Hey, I am back on the forum. My 721 has been cooking along without trouble and I have not posted for a while. I do have a TV5 question and not sure if anyone who posted to this one is still around?

We are considering a HDTV upgrade, but saw TV5 at a friends house and looked not soo good, i.e. pixilation. Are any of you watching TV5 on HD and how does it look with your set-up. If I go that way, I do now want to make life worse for myself. I currently look at a 36" 4:3 ratio 1995 Mitsubishi tube monstronsity that weights 120lbs... The signal on this does not look bad for a tube.

I will post this question in a couple other spots too. Cheers and hope my 721 keeps cooking.
Thanks


----------



## ieee1394 (Apr 7, 2006)

jerryyyyy said:


> We are considering a HDTV upgrade, but saw TV5 at a friends house and looked not soo good, i.e. pixilation. Are any of you watching TV5 on HD and how does it look with your set-up. If I go that way, I do now want to make life worse for myself. I currently look at a 36" 4:3 ratio 1995 Mitsubishi tube monstronsity that weights 120lbs... The signal on this does not look bad for a tube.


Hrmmm. Look at that. After lurking for 4 or 5 years I finally registered because of this thread.

I used to have TV5 back in Canada and have been wanting it ever since. But $10 plus another dish just to get one channel is crazy. Tant pis.

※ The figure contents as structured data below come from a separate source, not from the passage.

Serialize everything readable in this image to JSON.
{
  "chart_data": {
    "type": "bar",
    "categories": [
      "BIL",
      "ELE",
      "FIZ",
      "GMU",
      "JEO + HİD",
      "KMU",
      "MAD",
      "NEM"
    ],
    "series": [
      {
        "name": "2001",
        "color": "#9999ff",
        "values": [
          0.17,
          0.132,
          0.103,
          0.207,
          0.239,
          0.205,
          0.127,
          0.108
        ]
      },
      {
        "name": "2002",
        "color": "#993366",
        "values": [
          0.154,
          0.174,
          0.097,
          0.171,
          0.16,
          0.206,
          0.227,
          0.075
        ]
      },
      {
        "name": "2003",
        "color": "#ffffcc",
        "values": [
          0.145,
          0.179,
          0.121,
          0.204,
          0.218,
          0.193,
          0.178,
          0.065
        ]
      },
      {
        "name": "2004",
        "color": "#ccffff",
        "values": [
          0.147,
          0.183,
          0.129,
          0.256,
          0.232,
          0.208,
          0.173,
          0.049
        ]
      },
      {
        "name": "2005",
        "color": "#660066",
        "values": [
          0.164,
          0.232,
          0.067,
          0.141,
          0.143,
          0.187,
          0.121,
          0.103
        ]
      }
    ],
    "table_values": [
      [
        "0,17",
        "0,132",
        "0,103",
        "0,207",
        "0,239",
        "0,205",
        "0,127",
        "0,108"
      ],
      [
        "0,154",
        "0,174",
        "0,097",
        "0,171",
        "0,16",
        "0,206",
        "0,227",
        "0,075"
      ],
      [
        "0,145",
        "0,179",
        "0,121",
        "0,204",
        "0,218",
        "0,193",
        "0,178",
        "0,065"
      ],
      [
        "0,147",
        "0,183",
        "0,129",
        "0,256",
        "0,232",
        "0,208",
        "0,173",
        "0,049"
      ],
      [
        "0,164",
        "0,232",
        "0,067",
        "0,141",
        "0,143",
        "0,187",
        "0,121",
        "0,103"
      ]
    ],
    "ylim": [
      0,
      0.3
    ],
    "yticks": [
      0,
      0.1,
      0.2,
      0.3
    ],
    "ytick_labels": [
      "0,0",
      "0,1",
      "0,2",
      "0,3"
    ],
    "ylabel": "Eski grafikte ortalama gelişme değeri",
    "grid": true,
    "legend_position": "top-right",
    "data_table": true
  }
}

And I too have been considering upgrading to HD. Just got a 37" widescreen LCD with native 1080. This replaced a 21" tube that I've had for the past 8 years. Now here's the thing: since sometime last year I noticed more and more of the channels (at first maybe just the locals) were suffering from artifacts. Noticed it first in the backgrounds which tend to get compressed the most (since they don't move/change much). This was annoying because I can remember a time (only a few years ago) where satellite was just awesome in PQ. So here's the WARNING: if you are noticing pixellation or other bad PQ issues now, you will definitely see them on a better tv. Now, I can barely stand to watch Dish at all. Especially when you switch from upconverted DVDs (over HDMI) back to Dish.

My feeling is that because they also compress the [email protected]$* out of their HD transmissions, it's probably a waste of time (and $$$ since you don't get much for the money).


----------



## jerryyyyy (Jul 19, 2002)

Well, I am back after carefully studying this question some more. You should see TV5 channels in France in the original PAL... really nice. I have decided to stick with my 36" tube Mitsubishi and S-video because I think E* is just compressing these broadcasts so much the pixilation will get to me. 

Anyway, it is amusing to look back and see this thread stared in 2003... had Bush only listened to Chirac and stayed out of Bagdad we would be a lot better off 3 years later. 

A bientot


----------